しかし今、その価値観にも少しずつ変化が見られています。
仕事かプライベートか、どちらかを選ぶのではなく、「どちらも大切にしたい」と考える人が増えてきました。
特に30代・40代は、キャリアの充実と同時に、家庭や自分の時間も大切にしたいと考える世代。
“余白を持って働く”という選択も、自然なものになりつつあります。
管理職が抱える、見えにくい負担
一方で、現場ではこんな声も少なくありません。
「休日でも連絡が入ることがある」
「夜勤後の対応で、思うように休めないことがある」
「人手不足で、シフトがタイトになりがち」
本来は休息のための時間であっても、完全に気持ちを切り替えられない―
そんな状況に置かれている方もいらっしゃいます。
また、「自分が支えなければ」という責任感から、無理をしてしまうケースも少なくありません。

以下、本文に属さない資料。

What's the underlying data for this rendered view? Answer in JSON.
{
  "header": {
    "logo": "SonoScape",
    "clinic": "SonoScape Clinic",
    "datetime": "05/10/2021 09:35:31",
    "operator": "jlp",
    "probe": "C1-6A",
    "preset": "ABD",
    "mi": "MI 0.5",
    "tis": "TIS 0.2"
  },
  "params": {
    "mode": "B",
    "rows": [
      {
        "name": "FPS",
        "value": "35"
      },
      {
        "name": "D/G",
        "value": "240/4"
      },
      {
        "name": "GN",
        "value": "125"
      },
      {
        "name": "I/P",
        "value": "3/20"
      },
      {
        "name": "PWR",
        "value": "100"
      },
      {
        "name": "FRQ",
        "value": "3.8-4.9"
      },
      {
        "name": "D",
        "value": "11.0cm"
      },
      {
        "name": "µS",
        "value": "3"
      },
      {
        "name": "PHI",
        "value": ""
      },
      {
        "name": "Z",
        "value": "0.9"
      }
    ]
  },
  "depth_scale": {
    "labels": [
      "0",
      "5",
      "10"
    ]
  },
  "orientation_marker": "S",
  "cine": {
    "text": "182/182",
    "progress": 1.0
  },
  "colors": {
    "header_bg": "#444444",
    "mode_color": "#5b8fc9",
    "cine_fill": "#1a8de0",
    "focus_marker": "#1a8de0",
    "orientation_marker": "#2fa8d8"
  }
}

その一方で、「自分が休めないことで、周囲にも影響してしまうのでは」と悩む声もあり、管理職ならではの難しさがあるのも事実です。
“両立できる環境”は、少しずつ増えている
こうした背景の中で、働き方を見直す動きも広がっています。
たとえば─
・日勤中心の働き方を選べる制度
・希望休や連休を取りやすい仕組みづくり
・チームで業務をカバーし合う体制の構築
など、無理なく働き続けられる環境づくりに取り組む企業も増えてきました。
まだ発展途上ではありますが、「両立できる働き方」は、少しずつ現実の選択肢になりつつあります。
長く続けるために、“整える”という視点
これまで、責任感を持って現場を支えてきた方ほど、
「もう少しバランスを取りたい」と感じることに迷いを持つかもしれません。
けれど、それは決して特別なことではありません。
むしろ、これからも長くホテル業界で働き続けるために、自分の働き方を見直すことは、とても大切な選択です。
まとめ
ホテルで働くことと、ライフとワークのバランス。
どちらかをあきらめるのではなく、自分に合った形を選んでいく時代へと、少しずつ変わってきています。
「今の働き方がすべて」ではありません。
これからのキャリアを考える中で、“自分にとって心地よい働き方”を見つけていくことも、大切な一歩です。